Si l’affirmation rend aujourd’hui pour le moins sceptique, elle était la vérité scientifique de 1960, et même de 1996 pour reprendre la date officielle des derniers essais nucléaires français à Mururoa et Fangataufa. Elle est d’ailleurs encore la vérité d’une partie de la communauté scientifique puisque plus de soixante ans après, il n’est toujours aucun consensus scientifique sur le lien de causalité entre les cancers développés par les militaires et leur exposition aux essais nucléaires.
D’où le recours à un instrument juridique mis en place par la loi du 5 janvier 2010, fait d’indices et de présomptions pour permettre l’indemnisation de certaines victimes et d’obtenir une forme de compromis social, qui est, fondamentalement, le but de la règle de droit, qui diffère de la règle scientifique. Et le rappel, encore une fois, de la différence entre la règle de droit, ou la Loi, dont l’ambition est régler les situations futures, et la règle scientifique, dont l’objet est de comprendre le réel à un moment présent.

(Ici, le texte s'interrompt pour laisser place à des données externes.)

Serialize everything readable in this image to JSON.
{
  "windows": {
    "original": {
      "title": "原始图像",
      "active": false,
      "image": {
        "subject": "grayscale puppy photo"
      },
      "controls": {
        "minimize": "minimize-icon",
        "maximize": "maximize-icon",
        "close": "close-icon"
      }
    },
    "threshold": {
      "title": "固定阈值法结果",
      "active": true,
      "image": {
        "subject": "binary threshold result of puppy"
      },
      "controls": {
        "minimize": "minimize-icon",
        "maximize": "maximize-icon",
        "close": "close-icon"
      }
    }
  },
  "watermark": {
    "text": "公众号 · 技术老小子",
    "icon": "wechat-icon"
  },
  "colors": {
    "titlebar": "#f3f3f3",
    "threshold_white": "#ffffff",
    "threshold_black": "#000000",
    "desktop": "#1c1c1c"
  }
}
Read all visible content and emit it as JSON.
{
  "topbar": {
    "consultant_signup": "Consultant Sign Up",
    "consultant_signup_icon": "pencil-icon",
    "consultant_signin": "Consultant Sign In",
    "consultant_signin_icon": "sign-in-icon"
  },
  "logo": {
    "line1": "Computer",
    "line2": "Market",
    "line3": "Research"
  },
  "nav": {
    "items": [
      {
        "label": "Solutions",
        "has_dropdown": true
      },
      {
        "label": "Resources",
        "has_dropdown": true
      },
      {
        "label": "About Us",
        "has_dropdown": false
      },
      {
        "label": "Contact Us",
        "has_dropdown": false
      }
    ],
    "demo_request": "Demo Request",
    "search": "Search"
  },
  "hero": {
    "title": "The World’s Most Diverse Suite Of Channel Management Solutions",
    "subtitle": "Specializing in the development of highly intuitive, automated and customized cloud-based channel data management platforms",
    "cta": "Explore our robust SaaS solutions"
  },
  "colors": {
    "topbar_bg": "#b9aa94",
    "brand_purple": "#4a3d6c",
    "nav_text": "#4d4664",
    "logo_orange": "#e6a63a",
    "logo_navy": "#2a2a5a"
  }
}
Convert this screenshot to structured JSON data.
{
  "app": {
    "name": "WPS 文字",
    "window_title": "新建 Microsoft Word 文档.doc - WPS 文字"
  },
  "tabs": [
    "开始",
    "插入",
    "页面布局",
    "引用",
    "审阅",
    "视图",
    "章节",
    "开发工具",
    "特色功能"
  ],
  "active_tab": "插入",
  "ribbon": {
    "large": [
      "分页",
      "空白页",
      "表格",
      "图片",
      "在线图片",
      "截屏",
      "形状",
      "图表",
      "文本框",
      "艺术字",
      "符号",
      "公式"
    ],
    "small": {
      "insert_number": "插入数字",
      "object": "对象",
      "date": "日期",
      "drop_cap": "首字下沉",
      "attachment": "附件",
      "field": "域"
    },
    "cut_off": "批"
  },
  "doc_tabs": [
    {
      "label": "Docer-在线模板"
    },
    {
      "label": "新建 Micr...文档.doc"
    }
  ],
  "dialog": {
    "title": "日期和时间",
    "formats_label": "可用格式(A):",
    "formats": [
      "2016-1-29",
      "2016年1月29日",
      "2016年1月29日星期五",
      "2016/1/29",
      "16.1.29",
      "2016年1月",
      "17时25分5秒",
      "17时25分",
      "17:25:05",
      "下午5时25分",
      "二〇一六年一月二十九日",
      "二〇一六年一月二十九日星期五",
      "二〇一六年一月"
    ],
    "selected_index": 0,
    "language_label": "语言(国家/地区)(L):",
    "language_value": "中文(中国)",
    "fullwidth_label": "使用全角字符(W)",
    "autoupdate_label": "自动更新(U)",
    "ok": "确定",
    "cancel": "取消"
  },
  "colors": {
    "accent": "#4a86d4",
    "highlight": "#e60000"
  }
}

Pour ce qu’il vaut, le parallèle permet également de prendre conscience qu’il a fallu cinquante ans pour que le droit parvienne à la justice sociale dont il est l’instrument. Autrement dit, la plupart des militaires victimes étant décédés depuis longtemps, l’indemnisation des victimes des essais nucléaires n’a « bénéficié » qu’aux veuves et aux orphelins.
Il pourrait donc sembler souhaitable que les autorités, à qui on ne peut reprocher de lenteur dans la mise en place d’une règlementation pour lutter contre la Covid-19, s’attèlent également à la mise en place d’un instrument d’analyse permettant de concilier vérité juridique et vérité scientifique sans laisser le juge et l’ONIAM en première ligne. Il semble que les premières demandes dont l’Office eu à traiter, ont abouti à des refus d’indemnisation (Voir l’article Vaccination contre la Covid-19 : qui est responsable en cas de préjudices ? Par Patrick Lingibé, Avocat.)
Cela impliquerait que le législateur, en se fondant évidemment sur la science mais en ayant bien conscience de la relativité temporelle de celle-ci, mette en place un outil de détermination du lien de causalité juridique entre la vaccination et les victimes de celles-ci afin d’obtenir, sinon une vérité scientifique qui n’est pas la finalité du droit, une forme de paix sociale. Si la vérité scientifique peut attendre, la paix sociale réclame davantage de célérité.
Bien sûr, ceux qui sont soucieux de l’état des finances publiques pourraient tiquer : l’impôt a financé la recherche contre le vaccin, il est désormais utilisé pour en acquérir les doses, et il servira demain à en indemniser les victimes. La facture manquera d’autant moins de sel que le législateur a prévu que l’Etat ne pourra se retourner contre les laboratoires si, dans le futur, la science montrait que les vaccins inoculés présentaient une forme quelconque de nocivité [11].
Elle rend la mise en place d’un instrument d’analyse juridique des préjudices des victimes de la vaccination contre la Covid-19, à un moment où les autorités encouragent la vaccination, inconfortable politiquement. Mais il s’agirait également, sans aucun doute et sans mauvais jeu de mots, d’une politique « responsable ».